Very Heavy workout: 800+ Kcal burned. These are reserved for weekends or days where I won’t work the next day. They need to be carefully managed against a specific target or training goal. Last summer I did a 1500Kcal workout with a friend and took 2 weeks off after through exhaustion.
In order to track all this, I wear a top of the range heart rate monitor and track to either my phone or a wrist monitor.
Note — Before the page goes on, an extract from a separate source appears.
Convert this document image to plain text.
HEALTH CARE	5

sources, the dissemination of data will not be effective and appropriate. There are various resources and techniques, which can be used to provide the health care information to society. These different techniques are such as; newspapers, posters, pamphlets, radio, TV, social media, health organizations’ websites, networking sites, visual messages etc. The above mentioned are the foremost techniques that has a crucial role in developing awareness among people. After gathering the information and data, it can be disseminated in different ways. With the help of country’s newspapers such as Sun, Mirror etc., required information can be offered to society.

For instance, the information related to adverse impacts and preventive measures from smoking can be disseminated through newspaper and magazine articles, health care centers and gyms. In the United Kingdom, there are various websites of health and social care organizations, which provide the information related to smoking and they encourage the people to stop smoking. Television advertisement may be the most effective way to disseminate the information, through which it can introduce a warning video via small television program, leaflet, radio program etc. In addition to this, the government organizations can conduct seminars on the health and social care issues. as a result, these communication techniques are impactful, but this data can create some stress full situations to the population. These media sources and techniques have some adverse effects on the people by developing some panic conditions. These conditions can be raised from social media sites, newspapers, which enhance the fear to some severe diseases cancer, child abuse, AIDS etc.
When on keto, not only was I slightly weaker; but, I was also hitting these range limits a lot quicker. In other words, my body was working harder. Of course, for losing weight, this is great; but, for performance, this is not so good. Fat is a very smooth energy source, people in keto can run “steady state” for ages as there is no “carb wall” to hit – you hit it in the transition – however, I wouldn’t like to have entered a fighting tournament on keto. I used to compete at international level in Taekwondo and Karate, and I am not sure if I could have sustained the pace of combat, which is a hyper high effort (akin to multiple Tabata rounds back to back), as “gassing” is very easy. Still, I am sure that if I had to fight to save my life, I could once through the transition – I found no problems in breaking boards and hitting the bag hard and my ability to enter “the stream” was not hindered.
If you have heart problems or have not worked out for a while, then trying to improve performance on keto could theoretically be dangerous and, for god’s sake, don’t lift anything over your head during the transition. Dying under one’s own weights is a thing.